На русский язык пьеса была переведена в 1928 г. Львом Микулиным и Вадимом Шершеневичем для Камерного театра. Перевод автора этих строк поставлен Ленинградским театром им. Ленинского комсомола в 1963 г. Настоящий перевод С. Апта впервые напечатан издательством «Искусство» в 1958 г. отдельной книжкой.
Пьеса Брехта представляет собой переделку «Оперы нищих» английского драматурга Джона Гэя (1685–1732), написанной и поставленной ровно за двести лет до Брехта, в 1728 г. «Опера нищих» была пародией на оперы Генделя и в то же время сатирой на современную Гэю Англию. Сюжет ее подсказан Гэю Джонатаном Свифтом. Пьесу Гэя перевела для Брехта его сотрудница по многим пьесам Элизабет Гауптман. Брехт почти не изменил внешнего сюжета «Оперы нищих». Все же переработка оказалась очень существенной. У Гэя Пичем ловкий предприниматель, а Макхит — благородный разбойник. У Брехта оба они буржуа и предприниматели, деятельность которых, по существу, одинакова, несмотря на формальные различия. Прототипами Макхита у Гэя послужили знаменитые воры XVIII в. Джонатан Уайльд и Джек Шеппард, нищие, бездомные бродяги, отличавшиеся ловкостью, жестокостью, но и своеобразным душевным величием. Макхит у Брехта — буржуа-работодатель, думающий только о коммерческих выгодах своих разбойничьих предприятий. Даже несчастья Макхита вызваны не темпераментом, увлеченностью, страстностью, а присущей ему, как и всякому буржуа, приверженностью к своим повседневным привычкам.
Один из исследователей драматургии Брехта справедливо замечает: «Если Гэй в „Опере нищих“ бичует открытый обман как новый тип жизненных отношений, то Брехт в „Трехгрошовой опере“ нападает на обман, санкционированный „легальными“ методами» (Вернер Гехт, Обработка или переработка, — о «Трехгрошовой опере» и ее прототипе — «Theater der Zeit», 1958, № 7, Studien, S. 17).
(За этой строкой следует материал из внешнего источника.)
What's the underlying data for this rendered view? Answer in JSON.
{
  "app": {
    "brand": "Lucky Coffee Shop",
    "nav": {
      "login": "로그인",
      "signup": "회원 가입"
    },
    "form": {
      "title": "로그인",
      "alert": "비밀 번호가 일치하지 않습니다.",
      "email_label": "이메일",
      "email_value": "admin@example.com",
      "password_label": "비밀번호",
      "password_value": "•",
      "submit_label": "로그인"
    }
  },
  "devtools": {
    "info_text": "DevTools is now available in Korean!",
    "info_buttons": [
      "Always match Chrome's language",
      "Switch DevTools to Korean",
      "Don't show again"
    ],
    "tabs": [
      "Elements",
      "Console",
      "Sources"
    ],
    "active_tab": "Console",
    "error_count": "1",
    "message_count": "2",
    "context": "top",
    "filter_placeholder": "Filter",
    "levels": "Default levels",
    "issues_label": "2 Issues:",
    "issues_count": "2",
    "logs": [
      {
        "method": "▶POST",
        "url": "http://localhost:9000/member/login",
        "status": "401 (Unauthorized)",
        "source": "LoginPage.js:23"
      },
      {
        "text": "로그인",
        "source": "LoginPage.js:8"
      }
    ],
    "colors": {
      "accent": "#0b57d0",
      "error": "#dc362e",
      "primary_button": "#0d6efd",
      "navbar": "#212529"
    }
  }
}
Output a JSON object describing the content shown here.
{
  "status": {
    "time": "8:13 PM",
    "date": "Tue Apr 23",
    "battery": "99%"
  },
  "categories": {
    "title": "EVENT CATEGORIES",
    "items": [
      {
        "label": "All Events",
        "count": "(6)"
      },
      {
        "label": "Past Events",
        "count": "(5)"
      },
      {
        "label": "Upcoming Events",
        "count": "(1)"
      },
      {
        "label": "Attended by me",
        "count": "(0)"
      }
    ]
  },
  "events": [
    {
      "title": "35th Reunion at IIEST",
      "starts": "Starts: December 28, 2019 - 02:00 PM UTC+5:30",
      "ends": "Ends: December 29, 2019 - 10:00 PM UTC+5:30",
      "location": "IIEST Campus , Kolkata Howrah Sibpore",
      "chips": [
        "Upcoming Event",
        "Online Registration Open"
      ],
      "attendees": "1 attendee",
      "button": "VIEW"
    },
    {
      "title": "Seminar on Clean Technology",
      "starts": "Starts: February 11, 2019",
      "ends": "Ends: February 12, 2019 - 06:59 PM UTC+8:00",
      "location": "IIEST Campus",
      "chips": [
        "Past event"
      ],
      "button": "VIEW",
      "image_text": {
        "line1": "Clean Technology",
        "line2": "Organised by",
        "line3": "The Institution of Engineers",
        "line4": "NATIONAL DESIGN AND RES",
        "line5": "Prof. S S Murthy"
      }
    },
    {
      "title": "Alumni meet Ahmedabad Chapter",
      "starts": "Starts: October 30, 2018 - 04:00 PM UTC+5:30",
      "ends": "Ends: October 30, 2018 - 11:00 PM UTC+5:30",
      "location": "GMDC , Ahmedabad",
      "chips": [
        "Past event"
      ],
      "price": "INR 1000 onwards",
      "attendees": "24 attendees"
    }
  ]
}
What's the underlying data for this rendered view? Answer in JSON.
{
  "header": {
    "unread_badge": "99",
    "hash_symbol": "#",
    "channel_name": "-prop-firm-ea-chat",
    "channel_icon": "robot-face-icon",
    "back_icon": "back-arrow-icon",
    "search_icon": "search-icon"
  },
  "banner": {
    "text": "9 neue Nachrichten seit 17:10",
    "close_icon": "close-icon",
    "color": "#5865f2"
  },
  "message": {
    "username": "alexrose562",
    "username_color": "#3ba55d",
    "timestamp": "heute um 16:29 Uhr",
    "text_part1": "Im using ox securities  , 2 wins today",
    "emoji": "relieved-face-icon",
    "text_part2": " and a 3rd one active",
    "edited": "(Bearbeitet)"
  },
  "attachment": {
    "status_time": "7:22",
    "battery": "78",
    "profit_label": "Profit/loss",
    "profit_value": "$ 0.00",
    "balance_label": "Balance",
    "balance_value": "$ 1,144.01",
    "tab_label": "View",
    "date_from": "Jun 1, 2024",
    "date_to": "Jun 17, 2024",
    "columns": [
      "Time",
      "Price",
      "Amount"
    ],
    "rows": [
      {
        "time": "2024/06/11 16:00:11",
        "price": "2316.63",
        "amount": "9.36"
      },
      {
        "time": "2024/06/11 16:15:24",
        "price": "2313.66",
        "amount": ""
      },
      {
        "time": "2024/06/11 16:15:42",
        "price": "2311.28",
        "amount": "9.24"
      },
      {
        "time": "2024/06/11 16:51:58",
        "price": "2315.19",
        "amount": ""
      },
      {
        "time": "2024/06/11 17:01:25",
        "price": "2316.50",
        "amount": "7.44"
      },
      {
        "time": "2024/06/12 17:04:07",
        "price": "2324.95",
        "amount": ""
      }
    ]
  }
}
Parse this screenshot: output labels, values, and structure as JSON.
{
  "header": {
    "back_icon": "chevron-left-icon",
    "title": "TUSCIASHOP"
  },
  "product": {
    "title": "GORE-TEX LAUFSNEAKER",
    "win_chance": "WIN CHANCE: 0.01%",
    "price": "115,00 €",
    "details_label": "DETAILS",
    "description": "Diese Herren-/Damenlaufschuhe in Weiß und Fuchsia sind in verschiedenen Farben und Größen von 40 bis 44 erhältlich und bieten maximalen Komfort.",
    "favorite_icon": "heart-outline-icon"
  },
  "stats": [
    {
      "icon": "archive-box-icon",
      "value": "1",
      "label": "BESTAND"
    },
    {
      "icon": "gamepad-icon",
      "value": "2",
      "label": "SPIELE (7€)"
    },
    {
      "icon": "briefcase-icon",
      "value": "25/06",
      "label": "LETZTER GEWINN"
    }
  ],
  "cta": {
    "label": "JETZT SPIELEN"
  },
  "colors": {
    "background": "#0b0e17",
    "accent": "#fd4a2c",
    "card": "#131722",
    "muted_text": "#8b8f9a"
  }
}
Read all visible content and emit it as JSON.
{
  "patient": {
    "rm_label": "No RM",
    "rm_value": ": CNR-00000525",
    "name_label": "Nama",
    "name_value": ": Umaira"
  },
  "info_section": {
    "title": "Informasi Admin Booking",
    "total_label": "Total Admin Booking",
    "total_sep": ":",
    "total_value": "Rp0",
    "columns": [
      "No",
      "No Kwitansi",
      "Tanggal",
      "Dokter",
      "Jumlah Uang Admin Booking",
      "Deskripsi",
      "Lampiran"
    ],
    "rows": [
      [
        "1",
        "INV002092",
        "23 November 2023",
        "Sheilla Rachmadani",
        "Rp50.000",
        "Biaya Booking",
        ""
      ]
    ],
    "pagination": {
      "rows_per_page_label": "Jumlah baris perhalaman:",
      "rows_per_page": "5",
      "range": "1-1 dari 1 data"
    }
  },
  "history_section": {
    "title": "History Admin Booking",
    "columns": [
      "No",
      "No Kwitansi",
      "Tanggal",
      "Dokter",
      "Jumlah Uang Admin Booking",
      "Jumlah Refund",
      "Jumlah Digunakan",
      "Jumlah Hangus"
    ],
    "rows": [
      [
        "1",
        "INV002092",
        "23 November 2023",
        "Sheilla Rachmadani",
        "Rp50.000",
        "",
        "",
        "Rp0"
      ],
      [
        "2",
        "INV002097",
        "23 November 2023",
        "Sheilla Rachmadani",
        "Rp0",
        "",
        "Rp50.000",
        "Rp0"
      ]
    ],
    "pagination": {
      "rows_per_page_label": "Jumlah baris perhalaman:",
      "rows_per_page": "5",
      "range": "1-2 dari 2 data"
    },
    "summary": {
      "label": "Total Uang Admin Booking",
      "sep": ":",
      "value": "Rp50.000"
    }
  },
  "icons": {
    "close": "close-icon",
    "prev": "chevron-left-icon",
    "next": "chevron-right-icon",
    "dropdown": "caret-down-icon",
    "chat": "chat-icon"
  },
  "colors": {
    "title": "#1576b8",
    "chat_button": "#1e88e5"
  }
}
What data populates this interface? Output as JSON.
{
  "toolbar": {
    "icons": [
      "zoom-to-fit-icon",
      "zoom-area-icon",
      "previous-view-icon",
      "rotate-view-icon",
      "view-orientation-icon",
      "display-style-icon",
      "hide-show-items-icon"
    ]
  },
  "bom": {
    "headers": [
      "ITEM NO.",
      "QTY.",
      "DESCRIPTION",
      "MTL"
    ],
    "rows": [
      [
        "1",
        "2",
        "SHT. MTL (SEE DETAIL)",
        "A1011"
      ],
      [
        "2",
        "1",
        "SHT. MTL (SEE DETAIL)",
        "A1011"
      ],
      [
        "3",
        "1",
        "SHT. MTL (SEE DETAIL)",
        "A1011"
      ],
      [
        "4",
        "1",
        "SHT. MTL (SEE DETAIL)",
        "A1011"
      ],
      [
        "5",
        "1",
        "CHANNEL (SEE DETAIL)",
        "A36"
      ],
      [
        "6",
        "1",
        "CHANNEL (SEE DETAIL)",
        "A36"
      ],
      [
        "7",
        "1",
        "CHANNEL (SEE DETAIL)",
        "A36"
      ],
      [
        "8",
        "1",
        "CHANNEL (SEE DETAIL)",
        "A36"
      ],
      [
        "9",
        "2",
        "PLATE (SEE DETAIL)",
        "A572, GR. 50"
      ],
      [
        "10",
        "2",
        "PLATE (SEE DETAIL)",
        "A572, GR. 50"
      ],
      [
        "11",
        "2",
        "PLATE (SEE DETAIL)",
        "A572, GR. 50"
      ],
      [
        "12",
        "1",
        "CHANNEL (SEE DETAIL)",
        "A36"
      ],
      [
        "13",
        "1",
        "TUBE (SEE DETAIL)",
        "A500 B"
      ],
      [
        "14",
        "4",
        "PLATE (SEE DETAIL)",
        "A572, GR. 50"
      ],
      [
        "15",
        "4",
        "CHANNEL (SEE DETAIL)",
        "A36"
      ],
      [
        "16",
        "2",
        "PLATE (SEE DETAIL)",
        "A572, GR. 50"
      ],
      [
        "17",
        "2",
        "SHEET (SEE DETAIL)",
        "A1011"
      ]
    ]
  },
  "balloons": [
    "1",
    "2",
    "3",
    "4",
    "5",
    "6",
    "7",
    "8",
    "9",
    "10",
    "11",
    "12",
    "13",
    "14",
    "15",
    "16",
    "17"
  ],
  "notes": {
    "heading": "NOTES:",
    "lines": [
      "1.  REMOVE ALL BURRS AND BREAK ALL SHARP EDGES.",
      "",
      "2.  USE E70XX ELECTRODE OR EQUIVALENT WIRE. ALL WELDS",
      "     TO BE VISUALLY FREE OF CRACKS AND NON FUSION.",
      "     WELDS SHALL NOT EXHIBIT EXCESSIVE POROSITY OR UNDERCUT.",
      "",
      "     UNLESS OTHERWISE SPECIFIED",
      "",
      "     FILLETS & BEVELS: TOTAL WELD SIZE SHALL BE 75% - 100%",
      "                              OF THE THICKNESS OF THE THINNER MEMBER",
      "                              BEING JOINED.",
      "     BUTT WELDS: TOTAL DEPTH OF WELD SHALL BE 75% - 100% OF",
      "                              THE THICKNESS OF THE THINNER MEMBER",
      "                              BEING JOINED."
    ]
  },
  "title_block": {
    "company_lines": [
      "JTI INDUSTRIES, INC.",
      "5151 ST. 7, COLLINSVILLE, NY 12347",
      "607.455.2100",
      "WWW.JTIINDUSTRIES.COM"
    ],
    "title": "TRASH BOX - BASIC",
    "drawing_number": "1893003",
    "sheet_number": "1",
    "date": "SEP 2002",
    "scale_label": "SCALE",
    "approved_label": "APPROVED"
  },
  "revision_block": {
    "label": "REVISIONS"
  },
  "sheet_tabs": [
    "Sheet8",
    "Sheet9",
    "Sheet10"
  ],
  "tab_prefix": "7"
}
Гэй критикует английские порядки XVIII в. с точки зрения аристократической партии тори, то есть с консервативной позиции дворянства, враждебно относящегося к новым общественным отношениям, порожденным развивавшимся в Англии капитализмом. Критика Брехта ведется с позиций революционных. Действие пьесы Гэя происходит в начале XVIII в.; Брехт переносит его на сто лет позднее, в викторианскую Англию, — сам он объясняет это так: «О викторианской Англии зритель кое-что знает, и в то же время она достаточно удалена, чтобы о ней можно было критически судить с порядочного расстояния».